The Fremantle-based sculptor and Curtin graduate is known for her monumentally-sized creations – from the colourful, patterned concrete walls at the Midvale interchange of the Great Eastern and Roe Highways, to the supersized ink dipping pen nibs lining the entrance to Perth’s Stirling Gardens and the abstract metallic fishing net at the Mandjoogoordap Drive roundabout in Mandurah.

Neil is now being rewarded on a more personal level, with her latest sculpture, Murmur, purchased by the State Government as a gift to Curtin University for its fiftieth anniversary.

Murmur resembles a giant mollusc seashell, standing more than two metres high, and made from marine-grade aluminium. It was originally created for this year’s Sculpture by the Sea exhibition in Cottesloe.

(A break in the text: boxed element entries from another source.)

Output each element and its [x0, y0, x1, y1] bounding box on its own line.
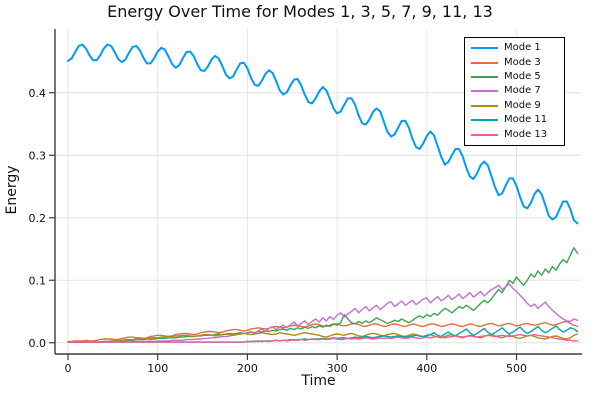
legend-line-swatch	[471, 133, 498, 136]
legend-entry-mode-11: Mode 11	[465, 113, 564, 127]
legend: Mode 1 Mode 3 Mode 5 Mode 7 Mode 9 Mode 11 Mod…	[464, 37, 565, 146]
legend-line-swatch	[471, 90, 498, 93]
x-tick-label: 400	[416, 362, 437, 375]
legend-line-swatch	[471, 75, 498, 78]
legend-entry-mode-9: Mode 9	[465, 99, 564, 113]
legend-label: Mode 5	[504, 70, 541, 82]
legend-label: Mode 11	[504, 114, 548, 126]
y-tick-label: 0.4	[29, 87, 47, 100]
x-axis-label: Time	[301, 373, 336, 389]
legend-label: Mode 9	[504, 99, 541, 111]
y-axis-label: Energy	[4, 165, 20, 215]
y-tick-label: 0.3	[29, 149, 47, 162]
x-tick-label: 500	[506, 362, 527, 375]
legend-line-swatch	[471, 119, 498, 122]
legend-line-swatch	[471, 104, 498, 107]
series-line-mode-3	[67, 320, 579, 343]
x-tick-label: 100	[147, 362, 168, 375]
series-line-mode-9	[67, 332, 579, 343]
legend-label: Mode 13	[504, 128, 548, 140]
x-tick-label: 300	[327, 362, 348, 375]
legend-entry-mode-1: Mode 1	[465, 41, 564, 55]
legend-line-swatch	[471, 61, 498, 64]
y-tick-label: 0.0	[29, 337, 47, 350]
series-line-mode-5	[67, 246, 579, 343]
legend-entry-mode-3: Mode 3	[465, 55, 564, 69]
legend-label: Mode 3	[504, 56, 541, 68]
y-tick-label: 0.1	[29, 274, 47, 287]
legend-label: Mode 1	[504, 42, 541, 54]
y-tick-label: 0.2	[29, 212, 47, 225]
chart-title: Energy Over Time for Modes 1, 3, 5, 7, 9…	[107, 2, 493, 21]
series-line-mode-1	[67, 43, 579, 225]
legend-entry-mode-13: Mode 13	[465, 127, 564, 141]
x-tick-label: 0	[65, 362, 72, 375]
legend-line-swatch	[471, 47, 498, 50]
legend-entry-mode-5: Mode 5	[465, 70, 564, 84]
legend-label: Mode 7	[504, 85, 541, 97]
series-line-mode-7	[67, 283, 579, 343]
legend-entry-mode-7: Mode 7	[465, 84, 564, 98]
series-line-mode-13	[67, 333, 579, 343]
x-tick-label: 200	[237, 362, 258, 375]
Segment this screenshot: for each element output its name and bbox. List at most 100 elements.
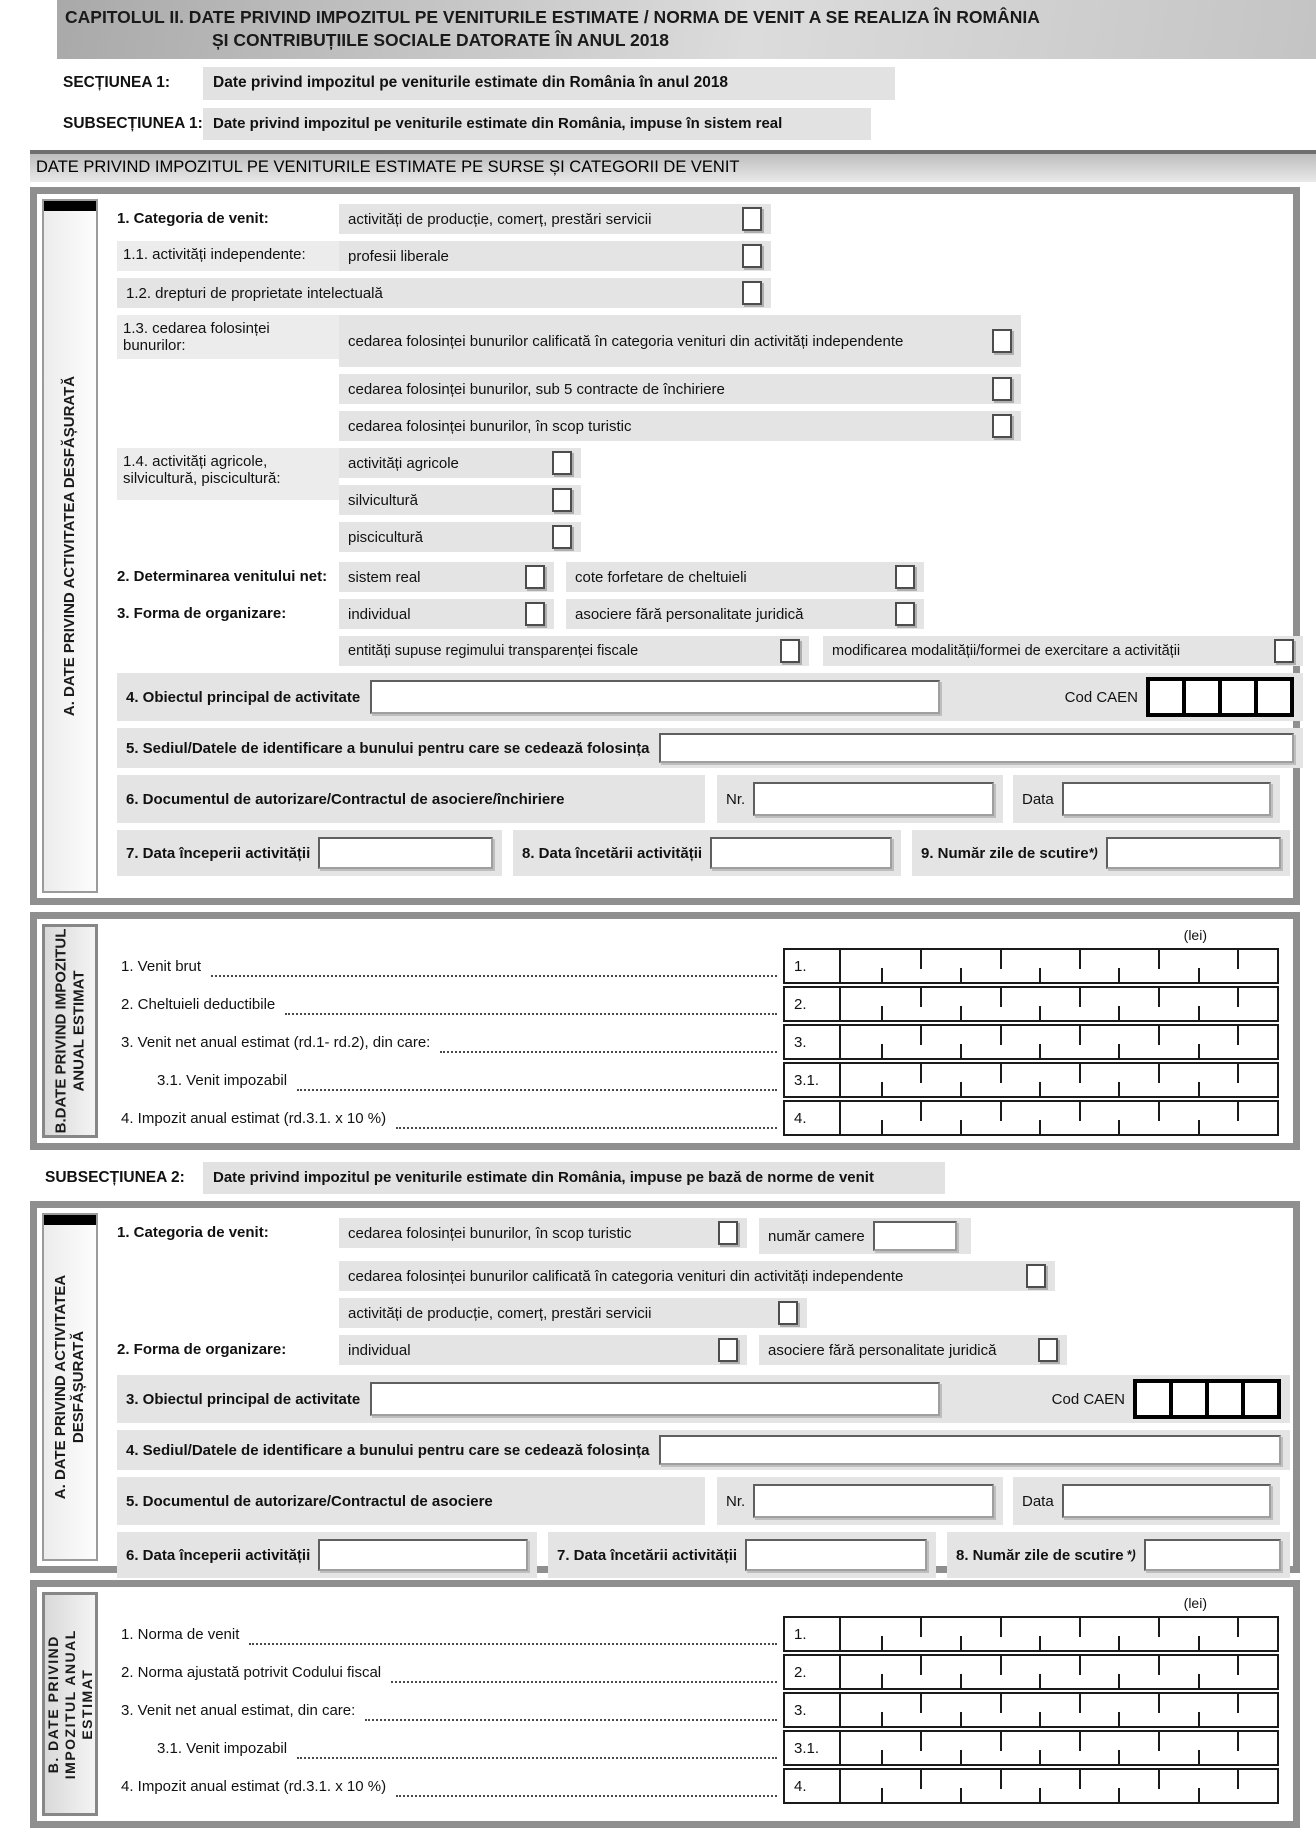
data-inceperii-strip: 7. Data începerii activității bbox=[117, 830, 502, 877]
document-autorizare-strip: 6. Documentul de autorizare/Contractul d… bbox=[117, 775, 705, 824]
nr-2-input[interactable] bbox=[753, 1484, 994, 1519]
amount-field-venit-net[interactable] bbox=[841, 1024, 1279, 1061]
estimate-row-3-1: 3.1. Venit impozabil 3.1. bbox=[121, 1061, 1279, 1099]
amount-field-cheltuieli[interactable] bbox=[841, 986, 1279, 1023]
entitati-transparenta-checkbox[interactable] bbox=[780, 639, 800, 664]
option-asociere: asociere fără personalitate juridică bbox=[566, 599, 924, 630]
sub1-b-sidebar: B.DATE PRIVIND IMPOZITUL ANUAL ESTIMAT bbox=[37, 919, 105, 1143]
data-inceperii-2-input[interactable] bbox=[318, 1539, 528, 1572]
amount-field-venit-net-2[interactable] bbox=[841, 1692, 1279, 1729]
productie-2-checkbox[interactable] bbox=[778, 1301, 798, 1326]
data-incetarii-2-strip: 7. Data încetării activității bbox=[548, 1532, 936, 1579]
productie-checkbox[interactable] bbox=[742, 207, 762, 232]
option-sistem-real: sistem real bbox=[339, 562, 554, 593]
nr-2-strip: Nr. bbox=[717, 1477, 1003, 1526]
piscicultura-checkbox[interactable] bbox=[552, 525, 572, 550]
data-2-input[interactable] bbox=[1061, 1484, 1271, 1519]
proprietate-intelectuala-checkbox[interactable] bbox=[742, 281, 762, 306]
sub2-b-sidebar-line3: ESTIMAT bbox=[78, 1668, 95, 1740]
sidebar-top-bar bbox=[44, 1215, 96, 1226]
option-activitati-agricole: activități agricole bbox=[339, 448, 581, 479]
amount-field-venit-impozabil[interactable] bbox=[841, 1062, 1279, 1099]
norma-row-1: 1. Norma de venit 1. bbox=[121, 1615, 1279, 1653]
data-incetarii-input[interactable] bbox=[710, 837, 892, 870]
obiect-activitate-input[interactable] bbox=[370, 680, 941, 715]
sistem-real-checkbox[interactable] bbox=[525, 565, 545, 590]
dotted-leader bbox=[396, 1127, 777, 1130]
turistic-2-checkbox[interactable] bbox=[718, 1221, 738, 1246]
amount-field-venit-impozabil-2[interactable] bbox=[841, 1730, 1279, 1767]
sediu-2-input[interactable] bbox=[659, 1435, 1281, 1466]
activitati-agricole-label: activități agricole bbox=[348, 454, 459, 472]
row-document-autorizare: 6. Documentul de autorizare/Contractul d… bbox=[117, 775, 1303, 824]
amount-field-venit-brut[interactable] bbox=[841, 948, 1279, 985]
cote-forfetare-checkbox[interactable] bbox=[895, 565, 915, 590]
row-label: 4. Impozit anual estimat (rd.3.1. x 10 %… bbox=[121, 1777, 387, 1795]
categoria-venit-2-label: 1. Categoria de venit: bbox=[117, 1224, 269, 1242]
option-productie: activități de producție, comerț, prestăr… bbox=[339, 204, 771, 235]
amount-field-impozit[interactable] bbox=[841, 1100, 1279, 1137]
subsection-2-label: SUBSECȚIUNEA 2: bbox=[45, 1169, 185, 1187]
dotted-leader bbox=[211, 975, 777, 978]
asociere-label: asociere fără personalitate juridică bbox=[575, 605, 804, 623]
asociere-2-checkbox[interactable] bbox=[1038, 1338, 1058, 1363]
row-activitati-independente: 1.1. activități independente: profesii l… bbox=[117, 241, 1303, 272]
silvicultura-label: silvicultură bbox=[348, 491, 419, 509]
obiect-activitate-2-strip: 3. Obiectul principal de activitate Cod … bbox=[117, 1375, 1290, 1424]
cedarea-calificata-checkbox[interactable] bbox=[992, 329, 1012, 354]
data-2-label: Data bbox=[1022, 1492, 1054, 1510]
row-forma-organizare: 3. Forma de organizare: individual asoci… bbox=[117, 599, 1303, 630]
row-document-autorizare-2: 5. Documentul de autorizare/Contractul d… bbox=[117, 1477, 1290, 1526]
data-strip: Data bbox=[1013, 775, 1280, 824]
agricole-label: 1.4. activități agricole, silvicultură, … bbox=[117, 448, 339, 501]
determinare-venit-label: 2. Determinarea venitului net: bbox=[117, 568, 328, 586]
option-cedarea-sub5: cedarea folosinței bunurilor, sub 5 cont… bbox=[339, 374, 1021, 405]
option-entitati-transparenta: entități supuse regimului transparenței … bbox=[339, 636, 809, 667]
data-incetarii-2-input[interactable] bbox=[745, 1539, 927, 1572]
subsection-1-title: Date privind impozitul pe veniturile est… bbox=[203, 108, 871, 141]
zile-scutire-2-strip: 8. Număr zile de scutire *) bbox=[947, 1532, 1290, 1579]
estimate-row-2: 2. Cheltuieli deductibile 2. bbox=[121, 985, 1279, 1023]
data-inceperii-label: 7. Data începerii activității bbox=[126, 844, 311, 862]
row-obiect-activitate-2: 3. Obiectul principal de activitate Cod … bbox=[117, 1375, 1290, 1424]
cod-caen-2-cells[interactable] bbox=[1133, 1379, 1281, 1420]
amount-field-norma-ajustata[interactable] bbox=[841, 1654, 1279, 1691]
option-silvicultura: silvicultură bbox=[339, 485, 581, 516]
nr-input[interactable] bbox=[753, 782, 994, 817]
modificare-modalitate-checkbox[interactable] bbox=[1274, 639, 1294, 664]
option-productie-label: activități de producție, comerț, prestăr… bbox=[348, 210, 652, 228]
profesii-liberale-checkbox[interactable] bbox=[742, 244, 762, 269]
data-inceperii-input[interactable] bbox=[318, 837, 493, 870]
option-calificata-2: cedarea folosinței bunurilor calificată … bbox=[339, 1261, 1055, 1292]
cod-caen-cells[interactable] bbox=[1146, 677, 1294, 718]
dotted-leader bbox=[297, 1089, 777, 1092]
numar-camere-input[interactable] bbox=[872, 1221, 957, 1252]
activitati-agricole-checkbox[interactable] bbox=[552, 451, 572, 476]
row-label: 2. Norma ajustată potrivit Codului fisca… bbox=[121, 1663, 382, 1681]
zile-scutire-2-input[interactable] bbox=[1143, 1539, 1281, 1572]
zile-scutire-input[interactable] bbox=[1105, 837, 1281, 870]
obiect-activitate-2-input[interactable] bbox=[370, 1382, 941, 1417]
sediu-label: 5. Sediul/Datele de identificare a bunul… bbox=[126, 739, 650, 757]
sediu-input[interactable] bbox=[659, 733, 1294, 764]
numar-camere-strip: număr camere bbox=[759, 1218, 971, 1255]
dotted-leader bbox=[440, 1051, 777, 1054]
asociere-checkbox[interactable] bbox=[895, 602, 915, 627]
individual-2-checkbox[interactable] bbox=[718, 1338, 738, 1363]
row-number: 4. bbox=[783, 1768, 841, 1805]
amount-field-norma-venit[interactable] bbox=[841, 1616, 1279, 1653]
turistic-2-label: cedarea folosinței bunurilor, în scop tu… bbox=[348, 1224, 632, 1242]
cedarea-turistic-checkbox[interactable] bbox=[992, 414, 1012, 439]
nr-strip: Nr. bbox=[717, 775, 1003, 824]
data-input[interactable] bbox=[1061, 782, 1271, 817]
option-piscicultura: piscicultură bbox=[339, 522, 581, 553]
individual-checkbox[interactable] bbox=[525, 602, 545, 627]
data-label: Data bbox=[1022, 790, 1054, 808]
sub2-a-sidebar-line2: DESFĂȘURATĂ bbox=[70, 1331, 88, 1444]
row-categoria-venit-2: 1. Categoria de venit: cedarea folosințe… bbox=[117, 1218, 1290, 1255]
lei-label-2: (lei) bbox=[1183, 1595, 1207, 1612]
amount-field-impozit-2[interactable] bbox=[841, 1768, 1279, 1805]
calificata-2-checkbox[interactable] bbox=[1026, 1264, 1046, 1289]
cedarea-sub5-checkbox[interactable] bbox=[992, 377, 1012, 402]
silvicultura-checkbox[interactable] bbox=[552, 488, 572, 513]
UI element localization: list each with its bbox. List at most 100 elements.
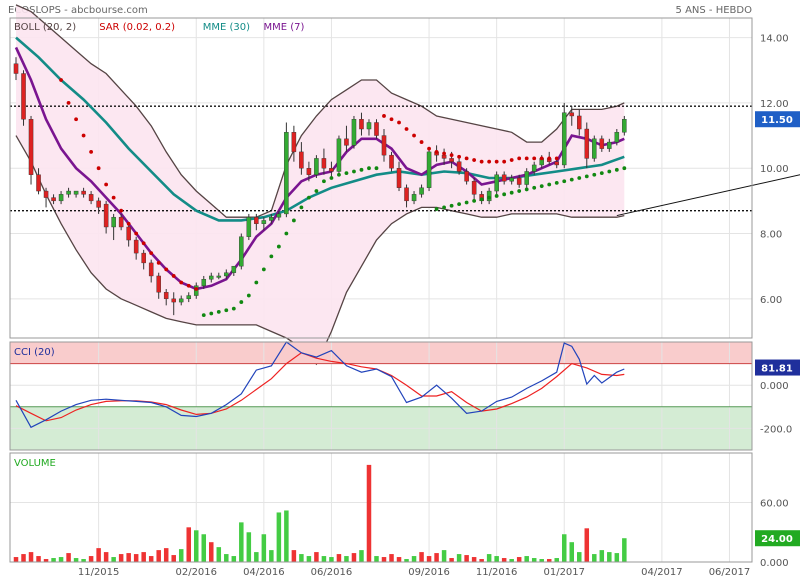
candle-6[interactable] — [58, 194, 64, 202]
volume-bar-81[interactable] — [622, 538, 627, 562]
candle-61[interactable] — [471, 181, 477, 195]
candle-12[interactable] — [103, 203, 109, 228]
candle-58[interactable] — [449, 158, 454, 162]
volume-bar-23[interactable] — [186, 527, 191, 562]
candle-59[interactable] — [456, 161, 462, 172]
volume-bar-7[interactable] — [66, 553, 71, 562]
volume-bar-46[interactable] — [359, 550, 364, 562]
volume-bar-12[interactable] — [103, 552, 109, 562]
volume-bar-65[interactable] — [501, 558, 507, 562]
volume-bar-24[interactable] — [193, 530, 199, 562]
volume-bar-17[interactable] — [141, 552, 146, 562]
candle-8[interactable] — [73, 190, 79, 195]
candle-60[interactable] — [464, 171, 469, 182]
volume-bar-64[interactable] — [494, 556, 499, 562]
candle-13[interactable] — [111, 216, 116, 228]
candle-27[interactable] — [216, 275, 222, 278]
candle-19[interactable] — [156, 275, 161, 293]
volume-bar-41[interactable] — [321, 556, 327, 562]
volume-bar-60[interactable] — [464, 555, 469, 562]
volume-bar-13[interactable] — [111, 557, 116, 562]
candle-44[interactable] — [344, 138, 349, 146]
volume-bar-74[interactable] — [569, 542, 575, 562]
candle-51[interactable] — [396, 168, 402, 188]
volume-bar-67[interactable] — [516, 557, 522, 562]
candle-49[interactable] — [381, 135, 387, 156]
candle-34[interactable] — [269, 216, 274, 221]
volume-bar-53[interactable] — [411, 556, 417, 562]
candle-2[interactable] — [28, 119, 34, 175]
volume-bar-31[interactable] — [246, 532, 252, 562]
candle-77[interactable] — [592, 138, 597, 159]
candle-0[interactable] — [13, 63, 19, 74]
volume-bar-51[interactable] — [396, 557, 402, 562]
volume-bar-27[interactable] — [216, 547, 222, 562]
candle-5[interactable] — [51, 197, 56, 202]
volume-bar-3[interactable] — [36, 556, 41, 562]
volume-bar-8[interactable] — [73, 558, 79, 562]
candle-14[interactable] — [118, 216, 124, 228]
volume-bar-2[interactable] — [28, 552, 34, 562]
volume-bar-1[interactable] — [21, 554, 26, 562]
candle-9[interactable] — [81, 190, 86, 195]
volume-bar-58[interactable] — [449, 558, 454, 562]
candle-26[interactable] — [209, 275, 214, 280]
volume-bar-61[interactable] — [471, 557, 477, 562]
candle-55[interactable] — [426, 151, 432, 188]
volume-bar-66[interactable] — [509, 559, 514, 562]
candle-29[interactable] — [231, 265, 237, 273]
candle-43[interactable] — [336, 138, 342, 172]
volume-bar-5[interactable] — [51, 558, 56, 562]
volume-bar-80[interactable] — [614, 553, 620, 562]
candle-7[interactable] — [66, 190, 71, 195]
volume-bar-25[interactable] — [201, 534, 207, 562]
volume-bar-69[interactable] — [531, 558, 537, 562]
candle-30[interactable] — [239, 236, 244, 267]
volume-bar-30[interactable] — [239, 522, 244, 562]
candle-17[interactable] — [141, 252, 146, 264]
candle-25[interactable] — [201, 279, 207, 286]
volume-bar-68[interactable] — [524, 556, 529, 562]
candle-4[interactable] — [43, 190, 49, 198]
candle-53[interactable] — [411, 194, 417, 202]
candle-21[interactable] — [171, 298, 176, 303]
volume-bar-20[interactable] — [163, 548, 169, 562]
volume-bar-56[interactable] — [434, 553, 439, 562]
volume-bar-29[interactable] — [231, 556, 237, 562]
candle-64[interactable] — [494, 174, 499, 192]
volume-panel[interactable]: 60.00 0.000 VOLUME 24.00 — [9, 452, 800, 569]
candle-52[interactable] — [404, 187, 409, 202]
volume-bar-76[interactable] — [584, 528, 590, 562]
candle-54[interactable] — [419, 187, 424, 195]
volume-bar-59[interactable] — [456, 554, 462, 562]
candle-16[interactable] — [133, 239, 139, 254]
volume-bar-79[interactable] — [607, 552, 612, 562]
volume-bar-71[interactable] — [546, 559, 552, 562]
volume-bar-40[interactable] — [314, 552, 319, 562]
volume-bar-45[interactable] — [351, 553, 357, 562]
cci-panel[interactable]: 0.000 -200.0 CCI (20) 81.81 — [9, 341, 800, 451]
candle-11[interactable] — [96, 200, 101, 208]
candle-33[interactable] — [261, 220, 267, 224]
volume-bar-4[interactable] — [43, 559, 49, 562]
candle-42[interactable] — [329, 168, 334, 172]
candle-39[interactable] — [306, 168, 312, 175]
candle-40[interactable] — [314, 158, 319, 175]
volume-bar-22[interactable] — [178, 549, 184, 562]
volume-bar-44[interactable] — [344, 556, 349, 562]
candle-65[interactable] — [501, 174, 507, 182]
volume-bar-78[interactable] — [599, 550, 605, 562]
volume-bar-50[interactable] — [389, 554, 394, 562]
candle-81[interactable] — [622, 119, 627, 133]
candle-74[interactable] — [569, 112, 575, 117]
candle-78[interactable] — [599, 138, 605, 149]
candle-75[interactable] — [577, 115, 582, 130]
volume-bar-36[interactable] — [284, 510, 289, 562]
candle-35[interactable] — [276, 213, 282, 218]
volume-bar-72[interactable] — [554, 558, 559, 562]
volume-bar-11[interactable] — [96, 548, 101, 562]
candle-37[interactable] — [291, 132, 297, 153]
candle-22[interactable] — [178, 298, 184, 303]
volume-bar-14[interactable] — [118, 554, 124, 562]
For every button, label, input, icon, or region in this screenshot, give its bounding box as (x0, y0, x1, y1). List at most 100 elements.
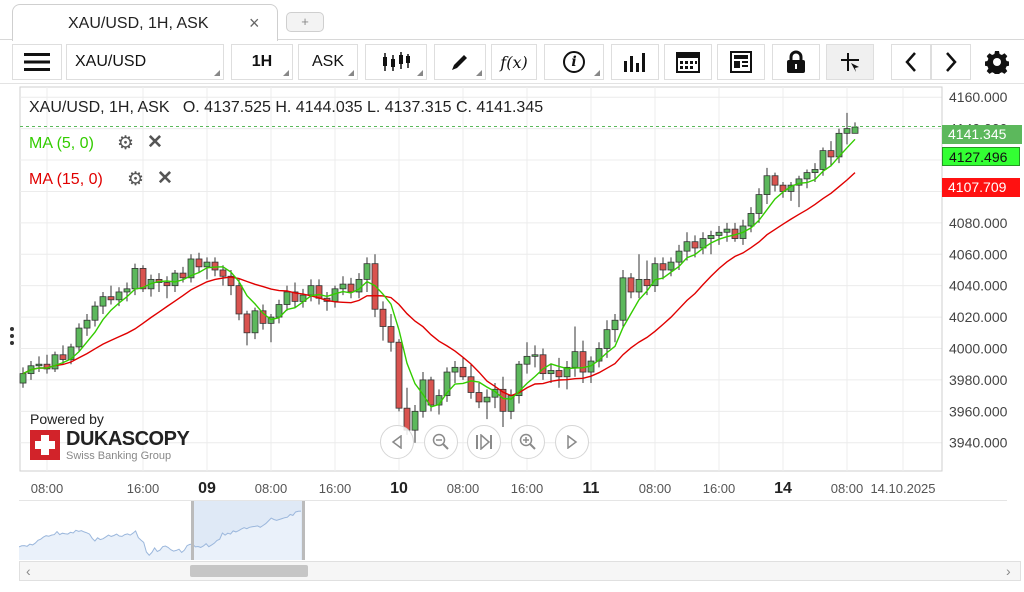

“It’s great knowing that my work has been bought, but the fact it’s being donated to Curtin is the icing on the cake,” says Neil.

“I wouldn’t be where I am today without Curtin. The lecturers were fantastic and very supportive. They helped me hone my craft and without this support I would not be who I am today.

“I like the idea that just as Curtin made its mark on me, I’m now able to make my mark on Curtin, and the fact it’s in its fiftieth year only adds to my gratitude to the state for this purchase.”

Director of the John Curtin Art Gallery Chris Malcolm was delighted to accept the gift on behalf of Curtin at the Sculpture by the Sea opening event on 2 March.

“I’ve been involved with public art projects around Curtin for more than 20 years and there are terrific opportunities for artists as we continue to develop our campus,” says Malcolm.

“It’s one thing to look at Anne’s sculpture from a hundred metres away, but it is extraordinary to see the attention to detail up close. It’s got a textured finish that captures the light as you move around it.”

After the sculpture is installed, Neil hopes students will feel a sense of joy when they look at it through its similarity to a seashell.

“With this sculpture, I wanted to evoke the memory or ‘murmur’ of a shell, rather than a shell itself,” she says.

Neil believes there has been no better time than now for artists to make their mark on Western Australia.

“The fact that we’re living in a young city and artists have the potential to influence it on a grassroots level is tremendous,” she says.